Ao longo do século 20, o uso mundial de água cresceu mais do que o dobro da taxa de crescimento populacional. Essa dissonância está levando atualmente muitas cidades a racionar água, de Roma e Cidade do Cabo a Lima e municípios do Brasil.
A crise da água tem estado todos os anos, desde 2012, entre os cinco maiores perigos na lista de Riscos Globais por Impacto do Foro Econômico Mundial.
Em 2017, secas severas contribuíram para a pior crise humanitária desde a Segunda Guerra Mundial, com 20 milhões de pessoas na África e Oriente Médio se vendo obrigadas a abandonar suas casas devido à escassez de alimentos e aos conflitos envolvendo acesso a água.
A relação entre guerra e água
Peter Gleick, diretor do Pacific Institute, com sede em Oakland, Califórnia, passou as últimas três décadas estudando o vínculo entre a escassez de água, guerras e migração. Ele acredita que os conflitos por água estão aumentando. “Com raras exceções, ninguém morre literalmente de sede”, disse Gleick.
“Mas cada vez mais pessoas morrem por causa de água contaminada ou devido a conflitos por acesso a água.”
Gleick e sua equipe estão por trás de uma cronologia de conflitos por água chamada Water Conflict Chronology. Trata-se de um registro de 925 conflitos hídricos, grandes e pequenos, que remontam aos dias do rei babilônico Hammurabi. A lista não é exaustiva e os conflitos enumerados variam de guerras a disputas de vizinhos. Mas o que a cronologia revela é que a relação entre água e conflitos é complexa.
“Classificamos os conflitos por água em três grupos“, diz Gleick. “Como um ‘desencadeador‘ do conflito, onde a violência se associa a disputas sobre o acesso e o controle da água; como uma ‘arma‘ do conflito, onde a água é utilizada como arsenal, inclusive mediante o uso de represas que retêm água ou inundam comunidades rio abaixo; e como um ‘alvo‘ de conflitos, onde recursos hídricos ou estações de tratamento ou dutos são alvos de ataque.”
Agricultura é principal foco
No entanto, ao ver os registros que Gleick e seus colegas compilaram, fica claro que a maior parte dos conflitos está relacionada à agricultura.

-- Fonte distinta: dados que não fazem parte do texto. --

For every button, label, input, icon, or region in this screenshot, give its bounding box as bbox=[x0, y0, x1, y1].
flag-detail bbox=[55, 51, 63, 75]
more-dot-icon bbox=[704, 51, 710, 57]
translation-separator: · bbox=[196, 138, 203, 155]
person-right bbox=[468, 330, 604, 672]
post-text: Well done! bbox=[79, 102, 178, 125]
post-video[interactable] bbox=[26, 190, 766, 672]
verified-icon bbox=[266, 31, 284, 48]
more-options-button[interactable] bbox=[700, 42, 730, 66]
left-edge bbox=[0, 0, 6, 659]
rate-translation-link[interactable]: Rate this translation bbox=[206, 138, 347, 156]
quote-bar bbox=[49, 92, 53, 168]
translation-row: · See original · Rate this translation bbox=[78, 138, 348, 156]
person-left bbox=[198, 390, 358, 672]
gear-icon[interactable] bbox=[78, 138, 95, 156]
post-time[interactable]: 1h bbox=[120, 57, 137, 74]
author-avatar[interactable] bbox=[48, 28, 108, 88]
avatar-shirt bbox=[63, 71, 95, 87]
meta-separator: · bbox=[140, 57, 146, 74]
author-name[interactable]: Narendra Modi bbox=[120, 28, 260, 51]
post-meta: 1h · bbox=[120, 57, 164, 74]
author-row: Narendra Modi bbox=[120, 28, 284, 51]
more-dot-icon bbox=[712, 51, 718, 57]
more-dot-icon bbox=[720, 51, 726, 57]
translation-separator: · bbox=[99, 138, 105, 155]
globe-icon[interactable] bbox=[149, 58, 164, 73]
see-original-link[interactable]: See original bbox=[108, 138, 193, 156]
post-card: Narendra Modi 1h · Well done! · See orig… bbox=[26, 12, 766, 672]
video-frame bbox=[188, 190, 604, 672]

Talvez isso não seja surpreendente já que a agricultura representa 70% do uso da água doce no planeta.
Na região de Sahel, na África, por exemplo, há registros frequentes de violentos enfrentamentos entre pastores e agricultores devido à escassez de água para seus animais e cultivos.
À medida que aumenta a demanda por água, também cresce a escala dos potenciais conflitos. “As últimas pesquisas sobre o tema mostram que a violência relacionada com a água está aumentando com o tempo”, destacou Charles Iceland, diretor global de água do World Resources Institute.
“O crescimento da população e o desenvolvimento econômico estão impulsionando a crescente demanda por água no mundo todo. Ao mesmo tempo, as mudanças climáticas estão diminuindo o abastecimento de água ou fazendo com que as chuvas sejam mais erráticas em muitos lugares.”
Em nenhum lugar o efeito duplo de estresse hídrico e mudança climática é mais evidente do que na ampla bacia dos rios Tigre e Eufrates, que inclui Turquia, Síria, Iraque e oeste do Irã. Segundo imagens de satélite, a região está perdendo água subterrânea mais rápido que quase qualquer outro lugar do mundo.